Hi John. Check out AWS SSO. It looks to be the beginning of AWS’s own IDaaS. It’s not close to the level of maturity as AAD, but it does support SAML and can act as an IdP. I haven’t used it extensively enough to know if supports both IdP and SP-initiated flows, but it would definitely be worth a look for you.
Im in the process of activate aws SSO with source identifier Azure AD. I have several allready in production aws account with are in consilidated billing right now. I have activated “All features” to preper for SSO.
This seems to be like heaven to be able to manage and handle access and accounts from one place so i really hope this will turn out great.
In every article or blogg i find it doesnt really say what will happen with my allready inplace IAM users if i change the source identifier. Do you know, can my “old” IAM users live side-by-side with the new synced “roles based” users from azure ad?
Thanks in advance.
Hi Robert. I want to preface my response with the warning that I haven’t tested this scenario and you really should test it first with an AWS account you don’t care about.
With that said, enabling AWS SSO and Azure AD within an AWS Organization shouldn’t affect the existing IAM Users you may have provisioned within your AWS Accounts. At the conceptual level, each AWS Account has its own directory. In this directory you provision your IAM Users, Group, Roles, and Identity Providers.
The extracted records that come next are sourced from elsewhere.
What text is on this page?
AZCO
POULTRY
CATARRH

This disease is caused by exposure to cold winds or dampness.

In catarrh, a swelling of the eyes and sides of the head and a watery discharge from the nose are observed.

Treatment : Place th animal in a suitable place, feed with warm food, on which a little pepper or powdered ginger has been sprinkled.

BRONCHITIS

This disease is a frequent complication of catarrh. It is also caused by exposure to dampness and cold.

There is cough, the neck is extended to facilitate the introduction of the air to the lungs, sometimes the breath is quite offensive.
AWS SSO enters the pictures and acts almost like an identity management tool (SailPoint, MIM, whatever) provisioning new IAM Roles into AWS Accounts within an AWS Organization to support authentication and authorization from AWS SSO which is also acting as a directory and source of authority.
AWS SSO does not manage the lifecycle of IAM Users within the AWS Accounts of the AWS Organization (that I’ve ever seen), and is only concerned with provisioning IAM Roles into those accounts, so thus existing IAM Users should not be affected.
Again, you’ll want to do some testing or open a support case with AWS to get an official answer. The one outlining scenario I’d test if I were you would be the scenario where there is an existing IAM Role with the same name of the IAM Role you’re propagating via AWS SSO. If you have a policy attached to that role allowing an IAM User (say a non-human) from another AWS Account to assume it, that policy could get overwritten.
So in short, I don’t believe there will be an issue but you really should test and validate with AWS support.